When Target, Inc. attempted to spread good will in the San Francisco Bay area—a market it was entering—the department store chain encountered resentment of its efforts to refurbish a public school library—from the librarian.
“I want my son to come home from school telling me what he has learned about whales or poems or the water cycle, not about Target’s mascot Bullseye or where we should shop,” school librarian Rachel Cloues writes in the summer issue of the magazine Rethinking Schools. While many parents might sympathize with this sentiment, it should be noted that it comes only at the end of her article.

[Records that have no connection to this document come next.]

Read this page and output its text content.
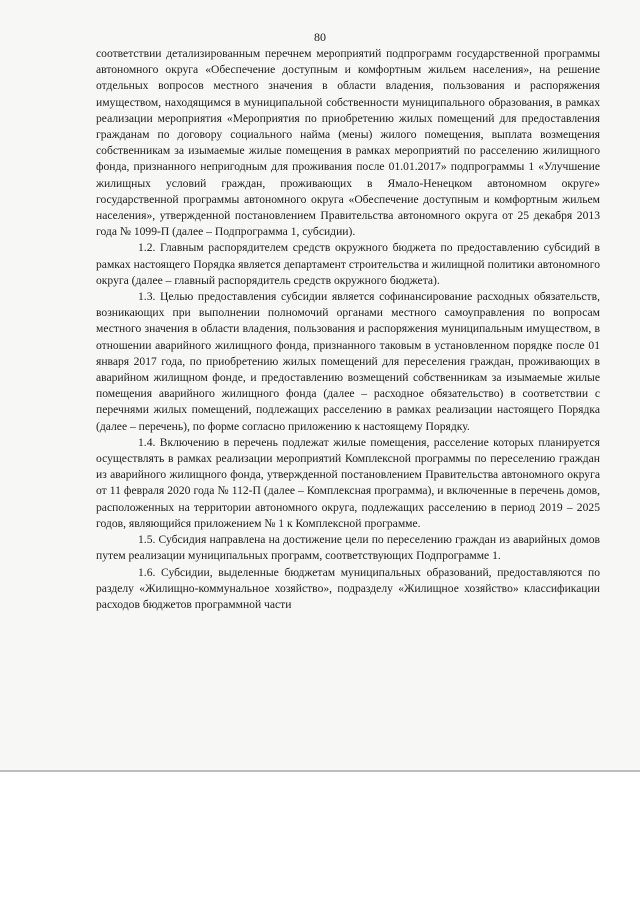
80

соответствии детализированным перечнем мероприятий подпрограмм государственной программы автономного округа «Обеспечение доступным и комфортным жильем населения», на решение отдельных вопросов местного значения в области владения, пользования и распоряжения имуществом, находящимся в муниципальной собственности муниципального образования, в рамках реализации мероприятия «Мероприятия по приобретению жилых помещений для предоставления гражданам по договору социального найма (мены) жилого помещения, выплата возмещения собственникам за изымаемые жилые помещения в рамках мероприятий по расселению жилищного фонда, признанного непригодным для проживания после 01.01.2017» подпрограммы 1 «Улучшение жилищных условий граждан, проживающих в Ямало-Ненецком автономном округе» государственной программы автономного округа «Обеспечение доступным и комфортным жильем населения», утвержденной постановлением Правительства автономного округа от 25 декабря 2013 года № 1099-П (далее – Подпрограмма 1, субсидии).

1.2. Главным распорядителем средств окружного бюджета по предоставлению субсидий в рамках настоящего Порядка является департамент строительства и жилищной политики автономного округа (далее – главный распорядитель средств окружного бюджета).

1.3. Целью предоставления субсидии является софинансирование расходных обязательств, возникающих при выполнении полномочий органами местного самоуправления по вопросам местного значения в области владения, пользования и распоряжения муниципальным имуществом, в отношении аварийного жилищного фонда, признанного таковым в установленном порядке после 01 января 2017 года, по приобретению жилых помещений для переселения граждан, проживающих в аварийном жилищном фонде, и предоставлению возмещений собственникам за изымаемые жилые помещения аварийного жилищного фонда (далее – расходное обязательство) в соответствии с перечнями жилых помещений, подлежащих расселению в рамках реализации настоящего Порядка (далее – перечень), по форме согласно приложению к настоящему Порядку.

1.4. Включению в перечень подлежат жилые помещения, расселение которых планируется осуществлять в рамках реализации мероприятий Комплексной программы по переселению граждан из аварийного жилищного фонда, утвержденной постановлением Правительства автономного округа от 11 февраля 2020 года № 112-П (далее – Комплексная программа), и включенные в перечень домов, расположенных на территории автономного округа, подлежащих расселению в период 2019 – 2025 годов, являющийся приложением № 1 к Комплексной программе.

1.5. Субсидия направлена на достижение цели по переселению граждан из аварийных домов путем реализации муниципальных программ, соответствующих Подпрограмме 1.

1.6. Субсидии, выделенные бюджетам муниципальных образований, предоставляются по разделу «Жилищно-коммунальное хозяйство», подразделу «Жилищное хозяйство» классификации расходов бюджетов программной части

The bulk of her piece reflects the type of animosity one might expect when elites encounter more down-to-earth Americans. “On the second day of school that fall, as the Target School Library Makeover began, two famous NASCAR drivers arrived at my school with their Target-sponsored race car, fully covered in red and white bulls-eyes,” Cloues recalled. “A ‘reading assembly’ was held for the entire school on the play yard (a customized kickoff event is one of the options HOA [Heart of America Foundation, which cosponsored the remodeling] offers its corporate partners as part of the makeover program).”
“The NASCAR celebrities read a picture book to the students and then posed for pictures with each class in front of the race car.” If the NASCAR experience took Cloues aback, a much greater culture shock was yet to come—Bullseye.
“The nadir for me came the day of the opening ceremony, when someone arrived dressed up as the Target mascot—a white bull terrier named Bullseye—and sat for the duration of the Target-focused program in my (the teacher-librarian’s) new chair.”